Well, the figures are out, and it’s a mixed bag for the arts. The Film Board appears to be the clear winner, with an increase of 18% in its funding. However an initial Irish Times article trumpeting a €245 million ‘boost’ for the arts overlooked the fact that the Arts Council’s meagre increase– €5 million, instead of the €20 million they were seeking– actually represents a decline in the Arts Council’s grant in real terms (this is discounting the extra €3 million earmarked by the government for touring programmes). The multi-annual funding sought has failed to materialise, and it looks likely the ability of the AC to realise its Partnership for the Arts plan will be significantly impacted in light of these budget figures. Reactions are still emerging, but perhaps worse was expected for the days of collective belt-tightening we’re told are ahead…
Brennan congratulated for 5.25% rise to €245m
Deirdre Falvey, Arts Editor
The Irish Times, Thursday, December 6, 2007
ARTS: The budget for the arts in Ireland has been increased by 5.25 per cent to €245 million for 2008. This figure includes departmental money for the arts – €208.4 million, up 1 per cent from €206 million last year – as well as some OPW funding and the National Gallery, funded separately for historical reasons, which increases 7 per cent to €12.6 million.
The Arts Council’s budget is set at €82 million, an increase of 3 per cent on last year, but the Minister for Arts, Sports and Tourism Séamus Brennan announced a supplementary estimate allocating an extra €3 million, specifically for touring.
That means the Arts Council will have €85.1 million, the Minister said, an increase of 6.4 per cent. The Arts Council had sought an increase of €20 million to fund the Partnership for the Arts.
The Budget also included investment of €40 million for arts and culture infrastructure under the Access II programme – this is money which has already been allocated. There were increases for cultural institutions including the National Library and Museum, Imma, the Crawford Gallery, Chester Beatty Library and National Concert Hall, ranging from 6 to 11 per cent.
Culture Ireland, the agency that promotes Irish art abroad, increased its funding by 6 per cent to €4.75 million. The Film Board got an increase of 18 per cent to €23.2 million, mostly on the capital side. There is a commitment to retaining Section 481 tax relief for film until at least 2012.
The Minister said the rise was in line with what most departments got and he was “glad to be able to protect the arts side in particular”. Arts Council chairwoman Olive Braiden said she was “pleased with the outcome, especially in the circumstances of current public finances. I congratulate Mr Brennan in maintaining the Government’s existing significant commitment to the arts.

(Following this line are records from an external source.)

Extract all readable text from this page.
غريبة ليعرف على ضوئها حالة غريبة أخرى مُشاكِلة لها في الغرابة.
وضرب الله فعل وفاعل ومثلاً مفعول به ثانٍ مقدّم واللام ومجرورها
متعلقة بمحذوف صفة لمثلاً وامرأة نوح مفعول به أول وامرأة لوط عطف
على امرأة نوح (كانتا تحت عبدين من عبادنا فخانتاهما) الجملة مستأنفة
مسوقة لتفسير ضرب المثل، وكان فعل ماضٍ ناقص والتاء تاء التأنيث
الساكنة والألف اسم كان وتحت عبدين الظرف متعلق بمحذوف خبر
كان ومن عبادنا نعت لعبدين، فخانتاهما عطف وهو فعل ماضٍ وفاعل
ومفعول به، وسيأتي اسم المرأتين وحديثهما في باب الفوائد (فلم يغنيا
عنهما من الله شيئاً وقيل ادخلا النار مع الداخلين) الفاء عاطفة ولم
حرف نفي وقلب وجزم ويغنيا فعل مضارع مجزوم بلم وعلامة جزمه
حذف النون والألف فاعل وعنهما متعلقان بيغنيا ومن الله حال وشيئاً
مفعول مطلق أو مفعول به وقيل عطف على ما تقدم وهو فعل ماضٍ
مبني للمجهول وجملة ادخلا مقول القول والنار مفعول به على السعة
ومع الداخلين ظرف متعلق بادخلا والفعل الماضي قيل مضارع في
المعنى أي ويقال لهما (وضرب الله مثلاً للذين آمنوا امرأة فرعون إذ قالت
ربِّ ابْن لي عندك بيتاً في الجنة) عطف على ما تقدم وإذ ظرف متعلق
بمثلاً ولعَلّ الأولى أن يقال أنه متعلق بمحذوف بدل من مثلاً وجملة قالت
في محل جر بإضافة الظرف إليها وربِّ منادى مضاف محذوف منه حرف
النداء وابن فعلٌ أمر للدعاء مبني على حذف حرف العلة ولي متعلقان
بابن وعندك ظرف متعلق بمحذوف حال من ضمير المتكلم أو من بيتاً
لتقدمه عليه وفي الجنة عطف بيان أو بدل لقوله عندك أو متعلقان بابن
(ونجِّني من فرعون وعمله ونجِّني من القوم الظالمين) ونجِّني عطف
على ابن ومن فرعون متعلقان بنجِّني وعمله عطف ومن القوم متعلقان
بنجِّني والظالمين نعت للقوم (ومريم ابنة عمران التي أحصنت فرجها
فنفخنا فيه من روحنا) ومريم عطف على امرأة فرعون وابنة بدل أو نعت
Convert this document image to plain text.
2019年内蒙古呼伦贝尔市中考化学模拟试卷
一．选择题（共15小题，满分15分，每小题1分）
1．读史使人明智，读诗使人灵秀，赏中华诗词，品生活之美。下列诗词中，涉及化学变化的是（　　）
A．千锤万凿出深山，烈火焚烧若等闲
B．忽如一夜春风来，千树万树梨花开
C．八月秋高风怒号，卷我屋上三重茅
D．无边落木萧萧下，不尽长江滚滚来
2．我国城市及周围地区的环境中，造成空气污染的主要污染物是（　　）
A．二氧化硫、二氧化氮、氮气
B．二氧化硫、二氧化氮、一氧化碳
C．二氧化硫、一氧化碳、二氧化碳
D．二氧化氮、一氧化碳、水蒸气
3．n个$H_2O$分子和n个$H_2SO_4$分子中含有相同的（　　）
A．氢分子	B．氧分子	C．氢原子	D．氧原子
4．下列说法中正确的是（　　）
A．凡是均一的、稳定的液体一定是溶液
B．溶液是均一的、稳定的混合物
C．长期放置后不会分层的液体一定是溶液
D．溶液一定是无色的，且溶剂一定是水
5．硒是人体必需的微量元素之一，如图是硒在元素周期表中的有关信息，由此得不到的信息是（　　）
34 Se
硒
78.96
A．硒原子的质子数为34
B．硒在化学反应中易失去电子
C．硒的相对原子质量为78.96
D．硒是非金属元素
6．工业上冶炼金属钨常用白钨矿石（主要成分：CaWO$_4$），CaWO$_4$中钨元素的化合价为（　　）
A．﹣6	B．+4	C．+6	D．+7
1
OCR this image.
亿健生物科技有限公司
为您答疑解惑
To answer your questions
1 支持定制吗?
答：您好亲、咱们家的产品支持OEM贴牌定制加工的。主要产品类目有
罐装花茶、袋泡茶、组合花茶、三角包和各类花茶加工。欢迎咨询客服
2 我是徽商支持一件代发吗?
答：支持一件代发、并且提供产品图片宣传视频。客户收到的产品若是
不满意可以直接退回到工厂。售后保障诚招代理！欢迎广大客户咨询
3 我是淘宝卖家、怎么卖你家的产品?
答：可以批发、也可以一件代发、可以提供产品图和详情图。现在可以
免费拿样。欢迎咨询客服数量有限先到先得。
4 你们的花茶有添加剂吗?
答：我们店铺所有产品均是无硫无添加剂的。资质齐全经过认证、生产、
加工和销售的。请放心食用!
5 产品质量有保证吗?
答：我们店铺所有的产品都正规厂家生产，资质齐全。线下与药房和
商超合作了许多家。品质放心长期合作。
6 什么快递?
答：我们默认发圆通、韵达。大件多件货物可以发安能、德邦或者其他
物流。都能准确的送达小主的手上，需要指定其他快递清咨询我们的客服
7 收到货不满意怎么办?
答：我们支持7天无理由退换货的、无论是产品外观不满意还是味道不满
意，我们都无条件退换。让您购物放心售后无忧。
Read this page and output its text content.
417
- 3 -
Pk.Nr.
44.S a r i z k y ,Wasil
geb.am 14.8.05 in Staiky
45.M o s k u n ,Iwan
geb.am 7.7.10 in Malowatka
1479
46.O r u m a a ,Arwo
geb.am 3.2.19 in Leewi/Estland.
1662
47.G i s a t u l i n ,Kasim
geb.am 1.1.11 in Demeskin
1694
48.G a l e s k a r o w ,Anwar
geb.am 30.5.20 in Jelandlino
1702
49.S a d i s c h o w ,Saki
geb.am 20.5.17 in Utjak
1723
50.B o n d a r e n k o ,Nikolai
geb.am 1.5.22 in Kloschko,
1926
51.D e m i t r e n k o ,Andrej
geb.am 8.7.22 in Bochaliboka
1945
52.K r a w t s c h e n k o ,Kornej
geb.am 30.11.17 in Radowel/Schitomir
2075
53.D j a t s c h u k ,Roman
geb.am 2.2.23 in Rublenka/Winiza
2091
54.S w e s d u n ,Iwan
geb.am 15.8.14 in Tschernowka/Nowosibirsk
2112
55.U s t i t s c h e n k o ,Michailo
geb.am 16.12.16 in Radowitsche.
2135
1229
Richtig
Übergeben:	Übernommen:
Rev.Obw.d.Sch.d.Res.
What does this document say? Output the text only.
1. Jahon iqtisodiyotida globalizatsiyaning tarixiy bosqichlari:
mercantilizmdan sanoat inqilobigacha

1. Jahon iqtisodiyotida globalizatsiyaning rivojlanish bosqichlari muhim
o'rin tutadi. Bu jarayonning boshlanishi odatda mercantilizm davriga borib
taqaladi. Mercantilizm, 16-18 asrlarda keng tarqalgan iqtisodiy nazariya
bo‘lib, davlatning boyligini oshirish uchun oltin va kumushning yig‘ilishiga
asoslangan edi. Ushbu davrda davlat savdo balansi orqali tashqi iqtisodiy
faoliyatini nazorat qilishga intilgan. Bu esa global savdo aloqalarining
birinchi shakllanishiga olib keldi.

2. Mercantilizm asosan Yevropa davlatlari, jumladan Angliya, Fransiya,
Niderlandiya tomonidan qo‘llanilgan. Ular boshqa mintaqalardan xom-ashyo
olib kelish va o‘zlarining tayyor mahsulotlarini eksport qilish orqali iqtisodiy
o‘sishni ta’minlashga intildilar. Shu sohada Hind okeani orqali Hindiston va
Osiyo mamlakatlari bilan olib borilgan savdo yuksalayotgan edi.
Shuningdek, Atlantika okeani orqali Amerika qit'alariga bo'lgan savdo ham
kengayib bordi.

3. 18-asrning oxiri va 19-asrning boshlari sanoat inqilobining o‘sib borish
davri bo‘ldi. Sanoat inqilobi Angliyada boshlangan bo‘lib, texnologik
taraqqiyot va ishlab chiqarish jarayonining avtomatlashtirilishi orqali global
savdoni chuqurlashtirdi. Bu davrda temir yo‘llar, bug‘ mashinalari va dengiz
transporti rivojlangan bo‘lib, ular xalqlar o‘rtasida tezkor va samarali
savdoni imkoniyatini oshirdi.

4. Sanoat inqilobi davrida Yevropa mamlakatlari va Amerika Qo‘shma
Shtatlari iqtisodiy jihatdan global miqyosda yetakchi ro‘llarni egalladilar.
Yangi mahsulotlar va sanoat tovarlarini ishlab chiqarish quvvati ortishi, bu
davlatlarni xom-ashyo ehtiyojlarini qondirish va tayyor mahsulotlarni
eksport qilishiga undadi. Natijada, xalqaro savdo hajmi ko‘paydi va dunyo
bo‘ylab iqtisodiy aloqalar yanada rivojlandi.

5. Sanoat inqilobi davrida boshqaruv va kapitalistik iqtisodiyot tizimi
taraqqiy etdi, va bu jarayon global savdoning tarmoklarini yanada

“The Arts Council looks forward to working with the Minister in the year ahead to build on this year’s provision.” She added that the council would be “continuing its work to achieve an allocation of over €100 million for the arts annually”.
Tania Banotti of Theatre Forum, representing theatre and the performing arts, said: “This Budget was tricky, so well done to the Minister for getting us there with a short lead-in time. The ‘begging bowl’ for the arts at the Government table is gone.”
But she added that there would be disappointment. “An increase of 3 per cent for the Arts Council is very small. Inflation is running at 5 per cent, so this is a cut in real terms. There are challenging times ahead for the arts sector.”